Search This Blog

Monday, August 30, 2010

Shortcut To Load XML file in Oracle table

There are many ways to load the XML file in the Oracle table. Many of the users are facing the Time constraint issue while loading/extracting data from XML file.
Many ETL tools also provide automated solution . But if the size of the XML data file is large than 60 MB then a lot of time is consumed. Over here there is a solution for this & in this solution the loading of XML file in Oracle tables is divided in two parts.
For example FAMILY.XML is an raw file.
So first we will transform the XML file into the Text file and this would be done through the XSLT. To more know about the XLST please refer to the link http://www.w3.org/TR/xslt .
In second phase we load the TEXT file with the help of Control file /Sqlloader in Oracle database tables.

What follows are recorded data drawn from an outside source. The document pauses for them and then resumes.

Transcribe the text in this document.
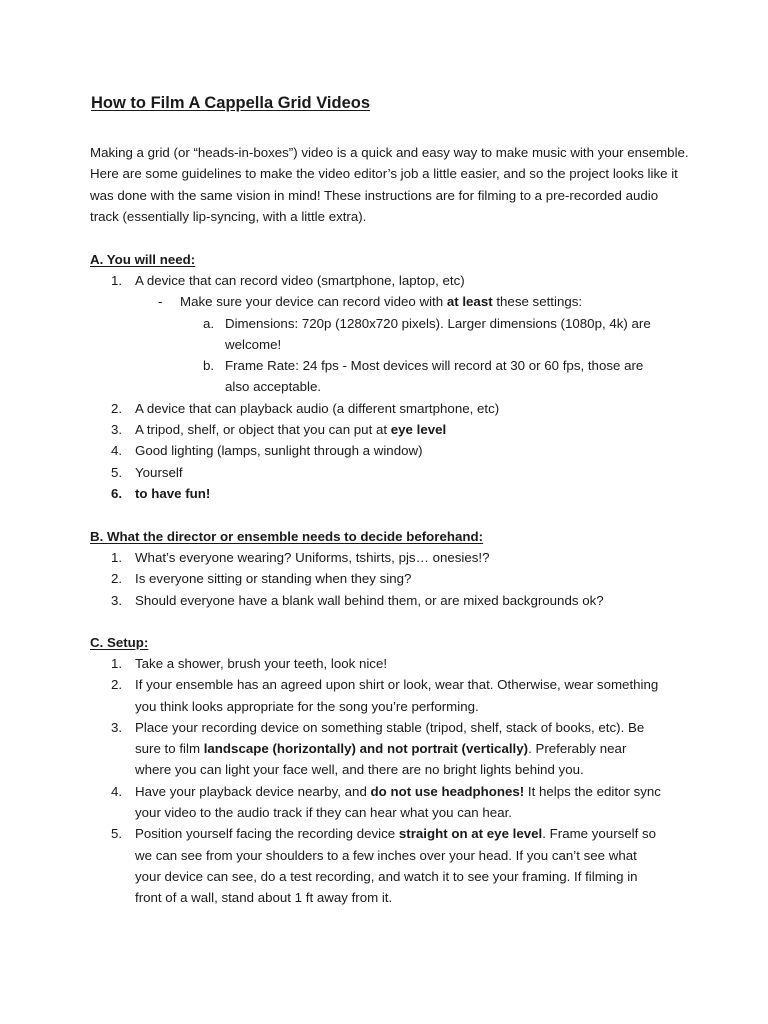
How to Film A Cappella Grid Videos

Making a grid (or “heads-in-boxes”) video is a quick and easy way to make music with your ensemble. Here are some guidelines to make the video editor’s job a little easier, and so the project looks like it was done with the same vision in mind! These instructions are for filming to a pre-recorded audio track (essentially lip-syncing, with a little extra).

A. You will need:
1. A device that can record video (smartphone, laptop, etc)
- Make sure your device can record video with at least these settings:
a. Dimensions: 720p (1280x720 pixels). Larger dimensions (1080p, 4k) are welcome!
b. Frame Rate: 24 fps - Most devices will record at 30 or 60 fps, those are also acceptable.
2. A device that can playback audio (a different smartphone, etc)
3. A tripod, shelf, or object that you can put at eye level
4. Good lighting (lamps, sunlight through a window)
5. Yourself
6. to have fun!
B. What the director or ensemble needs to decide beforehand:
1. What’s everyone wearing? Uniforms, tshirts, pjs… onesies!?
2. Is everyone sitting or standing when they sing?
3. Should everyone have a blank wall behind them, or are mixed backgrounds ok?
C. Setup:
1. Take a shower, brush your teeth, look nice!
2. If your ensemble has an agreed upon shirt or look, wear that. Otherwise, wear something you think looks appropriate for the song you’re performing.
3. Place your recording device on something stable (tripod, shelf, stack of books, etc). Be sure to film landscape (horizontally) and not portrait (vertically). Preferably near where you can light your face well, and there are no bright lights behind you.
4. Have your playback device nearby, and do not use headphones! It helps the editor sync your video to the audio track if they can hear what you can hear.
5. Position yourself facing the recording device straight on at eye level. Frame yourself so we can see from your shoulders to a few inches over your head. If you can’t see what your device can see, do a test recording, and watch it to see your framing. If filming in front of a wall, stand about 1 ft away from it.
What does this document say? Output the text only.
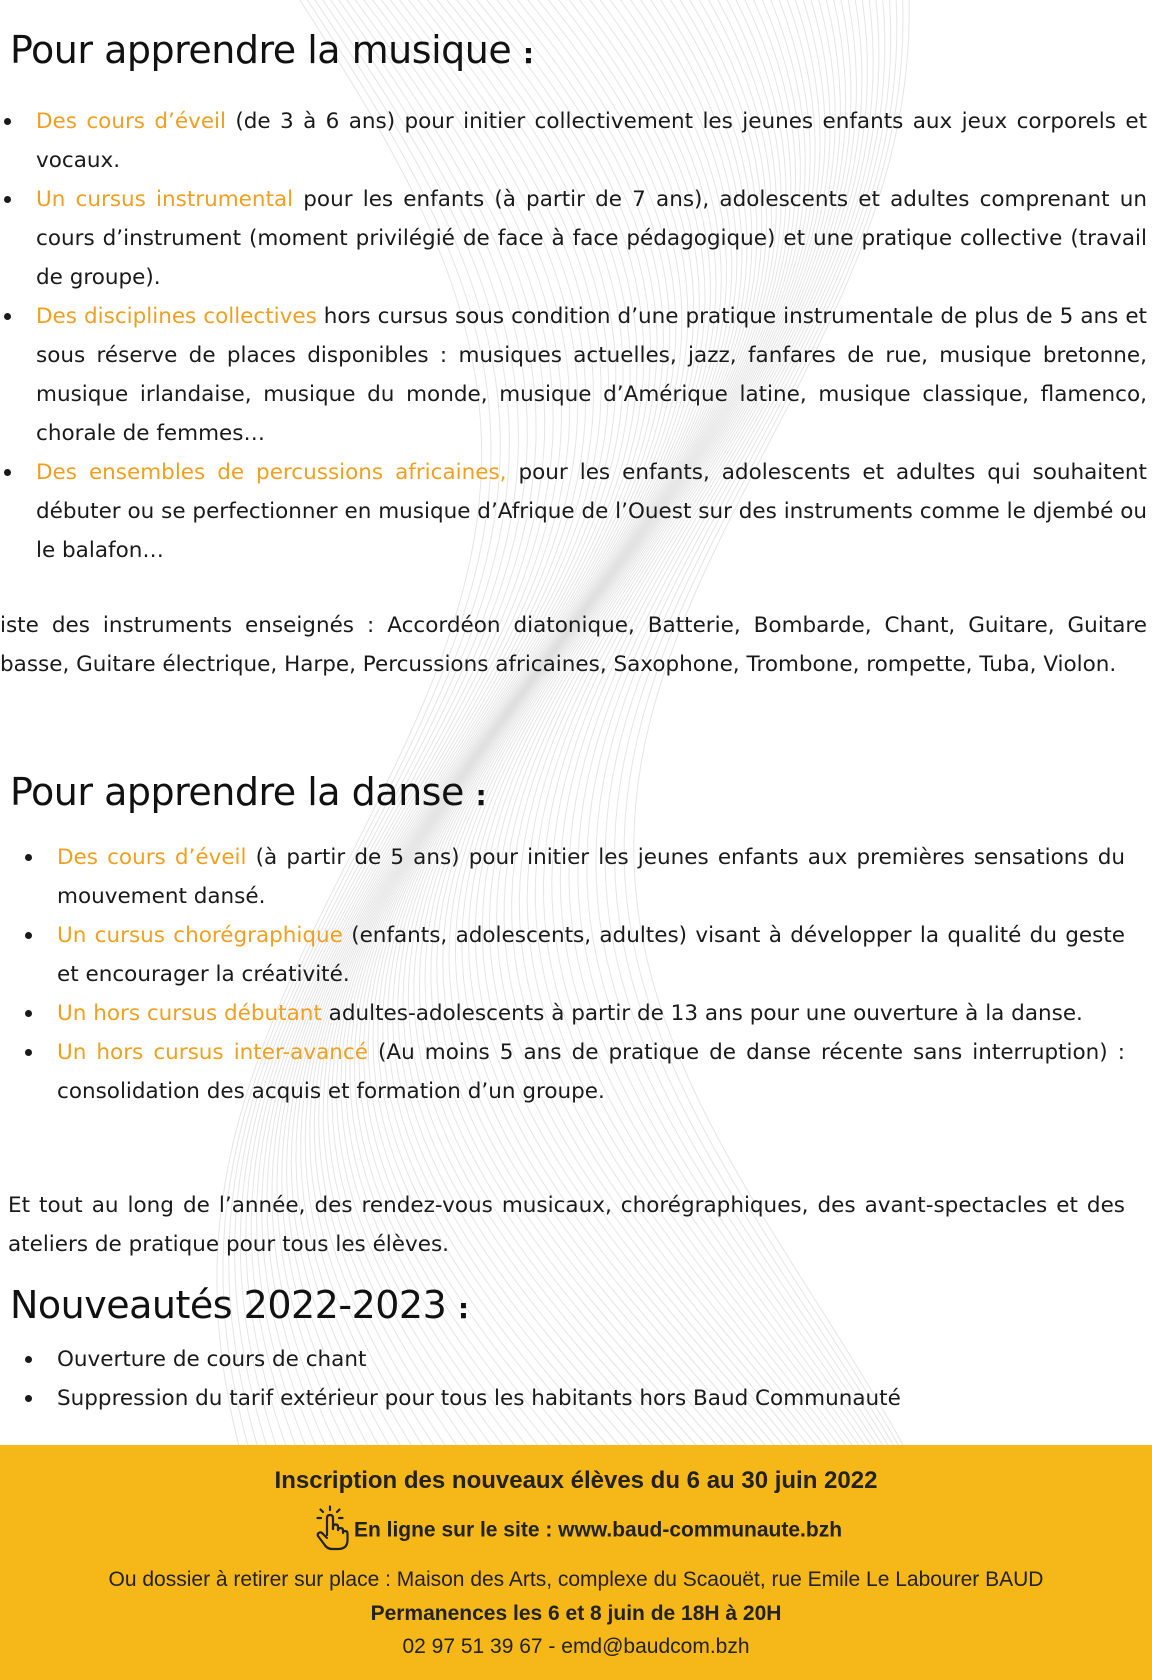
Pour apprendre la musique :
Des cours d’éveil (de 3 à 6 ans) pour initier collectivement les jeunes enfants aux jeux corporels et vocaux.
Un cursus instrumental pour les enfants (à partir de 7 ans), adolescents et adultes comprenant un cours d’instrument (moment privilégié de face à face pédagogique) et une pratique collective (travail de groupe).
Des disciplines collectives hors cursus sous condition d’une pratique instrumentale de plus de 5 ans et sous réserve de places disponibles : musiques actuelles, jazz, fanfares de rue, musique bretonne, musique irlandaise, musique du monde, musique d’Amérique latine, musique classique, flamenco, chorale de femmes…
Des ensembles de percussions africaines, pour les enfants, adolescents et adultes qui souhaitent débuter ou se perfectionner en musique d’Afrique de l’Ouest sur des instruments comme le djembé ou le balafon…

iste des instruments enseignés : Accordéon diatonique, Batterie, Bombarde, Chant, Guitare, Guitare basse, Guitare électrique, Harpe, Percussions africaines, Saxophone, Trombone, rompette, Tuba, Violon.

Pour apprendre la danse :
Des cours d’éveil (à partir de 5 ans) pour initier les jeunes enfants aux premières sensations du mouvement dansé.
Un cursus chorégraphique (enfants, adolescents, adultes) visant à développer la qualité du geste et encourager la créativité.
Un hors cursus débutant adultes-adolescents à partir de 13 ans pour une ouverture à la danse.
Un hors cursus inter-avancé (Au moins 5 ans de pratique de danse récente sans interruption) : consolidation des acquis et formation d’un groupe.

Et tout au long de l’année, des rendez-vous musicaux, chorégraphiques, des avant-spectacles et des ateliers de pratique pour tous les élèves.

Nouveautés 2022-2023 :
Ouverture de cours de chant
Suppression du tarif extérieur pour tous les habitants hors Baud Communauté
Inscription des nouveaux élèves du 6 au 30 juin 2022
En ligne sur le site : www.baud-communaute.bzh
Ou dossier à retirer sur place : Maison des Arts, complexe du Scaouët, rue Emile Le Labourer BAUD
Permanences les 6 et 8 juin de 18H à 20H
02 97 51 39 67 - emd@baudcom.bzh
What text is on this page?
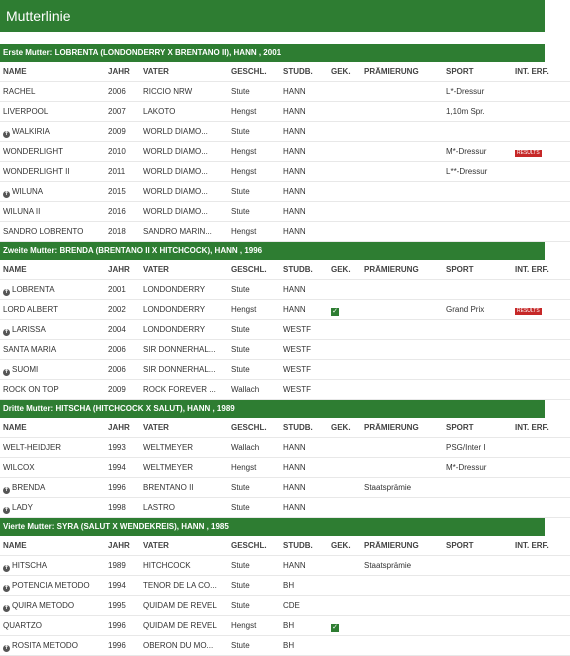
Mutterlinie
Erste Mutter: LOBRENTA (LONDONDERRY X BRENTANO II), HANN , 2001
NAME	JAHR	VATER	GESCHL.	STUDB.	GEK.	PRÄMIERUNG	SPORT	INT. ERF.
RACHEL	2006	RICCIO NRW	Stute	HANN			L*-Dressur	
LIVERPOOL	2007	LAKOTO	Hengst	HANN			1,10m Spr.	
✝ WALKIRIA	2009	WORLD DIAMO...	Stute	HANN				
WONDERLIGHT	2010	WORLD DIAMO...	Hengst	HANN			M*-Dressur	RESULTS
WONDERLIGHT II	2011	WORLD DIAMO...	Hengst	HANN			L**-Dressur	
✝ WILUNA	2015	WORLD DIAMO...	Stute	HANN				
WILUNA II	2016	WORLD DIAMO...	Stute	HANN				
SANDRO LOBRENTO	2018	SANDRO MARIN...	Hengst	HANN				
Zweite Mutter: BRENDA (BRENTANO II X HITCHCOCK), HANN , 1996
NAME	JAHR	VATER	GESCHL.	STUDB.	GEK.	PRÄMIERUNG	SPORT	INT. ERF.
✝ LOBRENTA	2001	LONDONDERRY	Stute	HANN				
LORD ALBERT	2002	LONDONDERRY	Hengst	HANN	✓		Grand Prix	RESULTS
✝ LARISSA	2004	LONDONDERRY	Stute	WESTF				
SANTA MARIA	2006	SIR DONNERHAL...	Stute	WESTF				
✝ SUOMI	2006	SIR DONNERHAL...	Stute	WESTF				
ROCK ON TOP	2009	ROCK FOREVER ...	Wallach	WESTF				
Dritte Mutter: HITSCHA (HITCHCOCK X SALUT), HANN , 1989
NAME	JAHR	VATER	GESCHL.	STUDB.	GEK.	PRÄMIERUNG	SPORT	INT. ERF.
WELT-HEIDJER	1993	WELTMEYER	Wallach	HANN			PSG/Inter I	
WILCOX	1994	WELTMEYER	Hengst	HANN			M*-Dressur	
✝ BRENDA	1996	BRENTANO II	Stute	HANN		Staatsprämie		
✝ LADY	1998	LASTRO	Stute	HANN				
Vierte Mutter: SYRA (SALUT X WENDEKREIS), HANN , 1985
NAME	JAHR	VATER	GESCHL.	STUDB.	GEK.	PRÄMIERUNG	SPORT	INT. ERF.
✝ HITSCHA	1989	HITCHCOCK	Stute	HANN		Staatsprämie		
✝ POTENCIA METODO	1994	TENOR DE LA CO...	Stute	BH				
✝ QUIRA METODO	1995	QUIDAM DE REVEL	Stute	CDE				
QUARTZO	1996	QUIDAM DE REVEL	Hengst	BH	✓			
✝ ROSITA METODO	1996	OBERON DU MO...	Stute	BH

The Design of the workflow would be like this :-


  
Suppose FAMILY.XML  file contains attributes ;


<Family>
<FAMILY> 1</FAMILY>
<VHCL_TYPE>C</VHCL_TYPE>
<FAMILY_DESC>Colt</FAMILY_DESC>
<DESC_ORIGIN_ID>10200</DESC_ORIGIN_ID>
<DESC_TAG>0</DESC_TAG>
<ACTIVE_IND>1</ACTIVE_IND>
<UPDATE_DATE>2000-01-11T09:59:26</UPDATE_DATE>
</Family>

Add this code to the beginning of the XML file:


<?xml version="1.0" standalone="yes"?>
<?xml-stylesheet type='text/xsl' href='FAMILY.xslt'?>
<Family xmlns="http://www.ibm.com" xmlns:xsi="http://www.w3.org/2001/XMLSchema-instance" xsi:schemaLocation="http://www.ibm.com FAMILY.xsd">


-- Over here in the above statement  href='FAMILY.xslt'?  &  xsi:schemaLocation="http://www.ibm.com FAMILY.xsd"> 
 is the xslt file name  & xsd file name which is to be created fpr this Family.xml file.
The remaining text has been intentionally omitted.